ウグイスは、基亜種ハシナガウグイスでは規約どおり種小名と亜種小名が一致していて、亜種ウグイス(H. diphone cantans)や亜種リュウキュウウグイス(H. diphone riukiuensis)では、種小名とは別の亜種小名が付けられているのは、最初にハシナガウグイスが新種として登録され、その後に亜種ウグイスやリュウキュウウグイスが登録されたからだ。

因みに、ウグイス(Horornis diphone )の場合、Horornisが「属(名)」でdiphoneが「種(名)」と思われがちのようだが、上記規約(条5)によれば、種名(species name)は属名(genus又はgeneric name)と種小名(specific name)の結合(二語名)であり、「Horornis diphone」が種(名)ということだ。このspecific nameとspecies nameの区別のために、日本語では種「小」名と訳されたのだろう。
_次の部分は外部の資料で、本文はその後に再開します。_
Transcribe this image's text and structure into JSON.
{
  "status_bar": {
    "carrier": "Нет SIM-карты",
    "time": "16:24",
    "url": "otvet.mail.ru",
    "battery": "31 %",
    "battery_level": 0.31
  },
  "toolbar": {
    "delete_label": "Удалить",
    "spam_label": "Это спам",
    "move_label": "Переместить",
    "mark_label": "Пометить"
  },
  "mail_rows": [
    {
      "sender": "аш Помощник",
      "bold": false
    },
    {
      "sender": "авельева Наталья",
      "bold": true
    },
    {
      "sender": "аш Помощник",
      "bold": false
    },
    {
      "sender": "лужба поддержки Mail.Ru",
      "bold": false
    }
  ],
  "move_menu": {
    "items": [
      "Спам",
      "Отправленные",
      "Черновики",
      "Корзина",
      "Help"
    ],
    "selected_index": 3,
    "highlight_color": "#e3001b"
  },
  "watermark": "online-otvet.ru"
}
一方、標準和名については規約のようなものはなく、産業界や学界などで慣習的に用いられてきたものに過ぎない。鳥類では、日本鳥学会が発表している日本鳥類目録における標準和名が定着している。そこでは、主要な亜種の和名は種和名と一致させるという原則がある(日本鳥類目録第6版「はじめに」。但し、第8版では例外が設けられている)。そして、爬虫類両生類学会報 2000(2):99によれば、日本産鳥類リスト(日本鳥学会目録編集委員会, 1997)には種・亜種の和名の選定の原則をあげられていて、それによれば、「日本に二亜種以上が存在する場合(迷鳥を含む)、日本で繁殖する亜種(2亜種以上繁殖する場合は本州、特に本州中部以北の亜種)、もしくは一番普通の越冬亜種の和名は種の和名と同じとし、その他の亜種にそれぞれ別の亜種名を与える」とのことであり、種名の「タイプ種」の替わりに、種和名のタイプとして「普通種」が用いられると考えればよいだろうと結んでいる。そのような例としていみじくもウグイスの例が挙げられている。
因みに、メグロでは、主要な(というより現在では唯一の)亜種はハハジマメグロで、基亜種はムコジマメグロであって、メグロという亜種名がないのは上記例外によるものらしい(日本鳥学会 鳥学通信「日本鳥類目録第8版の編集について」(http://ornithology-japan.sblo.jp/article/189745707.html))。

結局、亜種名が種小名又は種和名と一致しているのは、学名では先に登録された亜種であり、標準和名では主要な亜種であるという違いがあり、ややこしいが、コマドリやアカヒゲの学名に比べればマシな方だろう。